Depicted in an exquisite carpet are two demon characters, portrayed as tubby half human / half animal figures with wings, horns, a beard and goat ears. Their anthropomorphic features and double representation are emblematic of a moral inversion between good and evil, in an imperfect world where heroes fail and villains succeed.

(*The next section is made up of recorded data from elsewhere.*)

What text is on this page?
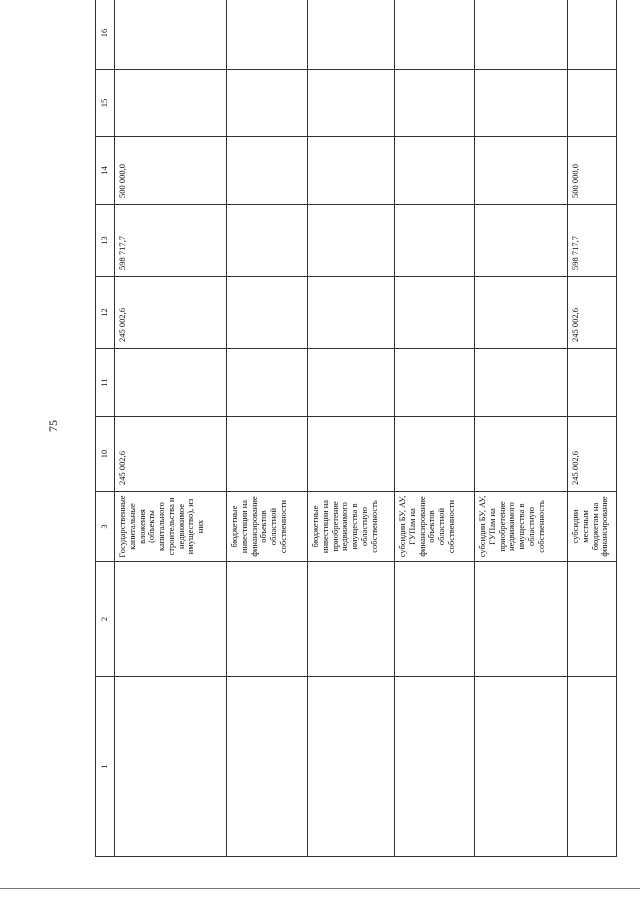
75
1	2	3	10	11	12	13	14	15	16	
		Государственные капитальные вложения (объекты капитального строительства и недвижимое имущество), из них	245 002,6		245 002,6	598 717,7	500 000,0			
		бюджетные инвестиции на финансирование объектов областной собственности								
		бюджетные инвестиции на приобретение недвижимого имущества в областную собственность								
		субсидии БУ, АУ, ГУПам на финансирование объектов областной собственности								
		субсидии БУ, АУ, ГУПам на приобретение недвижимого имущества в областную собственность								
		субсидии местным бюджетам на финансирование	245 002,6		245 002,6	598 717,7	500 000,0			
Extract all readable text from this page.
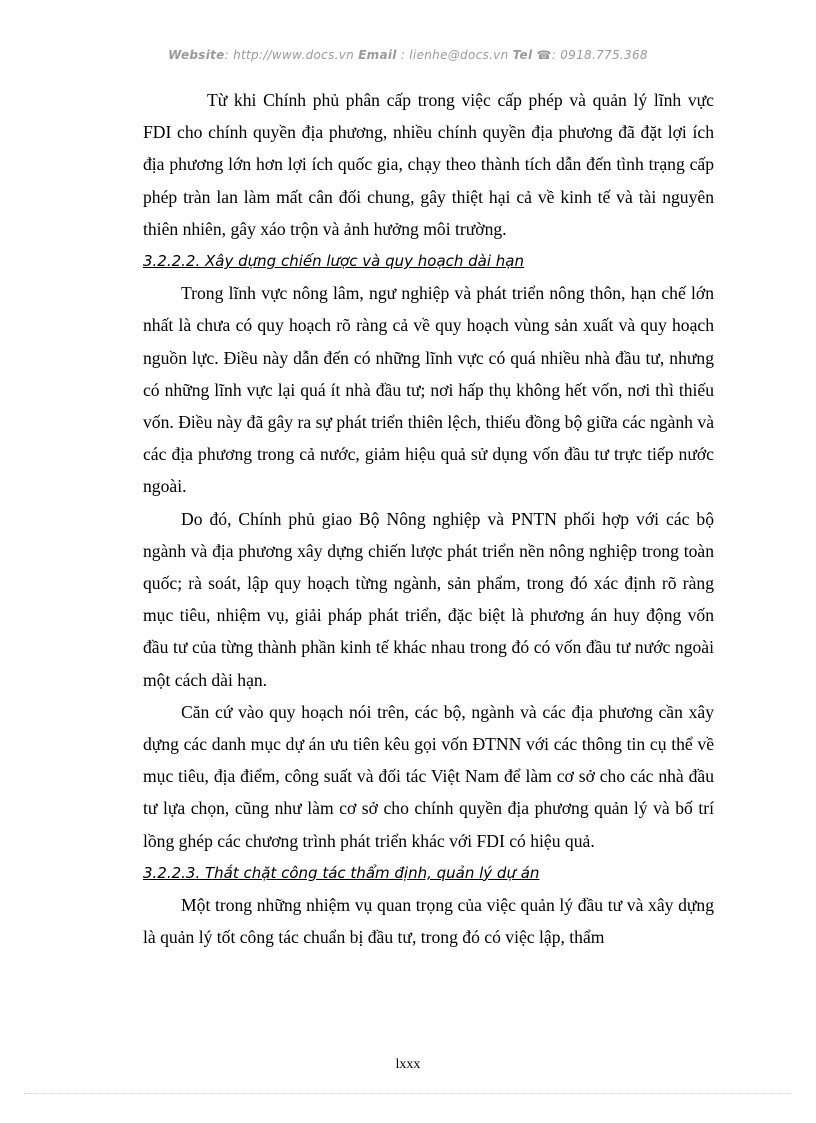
Website: http://www.docs.vn Email : lienhe@docs.vn Tel ☎: 0918.775.368

Từ khi Chính phủ phân cấp trong việc cấp phép và quản lý lĩnh vực FDI cho chính quyền địa phương, nhiều chính quyền địa phương đã đặt lợi ích địa phương lớn hơn lợi ích quốc gia, chạy theo thành tích dẫn đến tình trạng cấp phép tràn lan làm mất cân đối chung, gây thiệt hại cả về kinh tế và tài nguyên thiên nhiên, gây xáo trộn và ảnh hưởng môi trường.

3.2.2.2. Xây dựng chiến lược và quy hoạch dài hạn

Trong lĩnh vực nông lâm, ngư nghiệp và phát triển nông thôn, hạn chế lớn nhất là chưa có quy hoạch rõ ràng cả về quy hoạch vùng sản xuất và quy hoạch nguồn lực. Điều này dẫn đến có những lĩnh vực có quá nhiều nhà đầu tư, nhưng có những lĩnh vực lại quá ít nhà đầu tư; nơi hấp thụ không hết vốn, nơi thì thiếu vốn. Điều này đã gây ra sự phát triển thiên lệch, thiếu đồng bộ giữa các ngành và các địa phương trong cả nước, giảm hiệu quả sử dụng vốn đầu tư trực tiếp nước ngoài.

Do đó, Chính phủ giao Bộ Nông nghiệp và PNTN phối hợp với các bộ ngành và địa phương xây dựng chiến lược phát triển nền nông nghiệp trong toàn quốc; rà soát, lập quy hoạch từng ngành, sản phẩm, trong đó xác định rõ ràng mục tiêu, nhiệm vụ, giải pháp phát triển, đặc biệt là phương án huy động vốn đầu tư của từng thành phần kinh tế khác nhau trong đó có vốn đầu tư nước ngoài một cách dài hạn.

Căn cứ vào quy hoạch nói trên, các bộ, ngành và các địa phương cần xây dựng các danh mục dự án ưu tiên kêu gọi vốn ĐTNN với các thông tin cụ thể về mục tiêu, địa điểm, công suất và đối tác Việt Nam để làm cơ sở cho các nhà đầu tư lựa chọn, cũng như làm cơ sở cho chính quyền địa phương quản lý và bố trí lồng ghép các chương trình phát triển khác với FDI có hiệu quả.

3.2.2.3. Thắt chặt công tác thẩm định, quản lý dự án

Một trong những nhiệm vụ quan trọng của việc quản lý đầu tư và xây dựng là quản lý tốt công tác chuẩn bị đầu tư, trong đó có việc lập, thẩm

lxxx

The carpet was created in collaboration with traditional weavers of Kabul, Pakistan. It is a talismanic object that carries great personal and cultural significance to Ali and the Hazara people. In Afghanistan carpets are treasured keepsakes, passed down through families over generations. Ali recounts how his parents' own carpet was the only possession to survive a suicide bomber's attack on their home in 2011. It is also a craft upkept by Afghan asylum seekers and Afghan people living in exile, who seek to retain links to their history and homeland.
Macushla Robinson and Khadim Ali, Khadim Ali: The haunted lotus, 'Khadim Ali in conversation with Macushla Robinson', Sydney, 2014, n.pag. (colour illus., detail).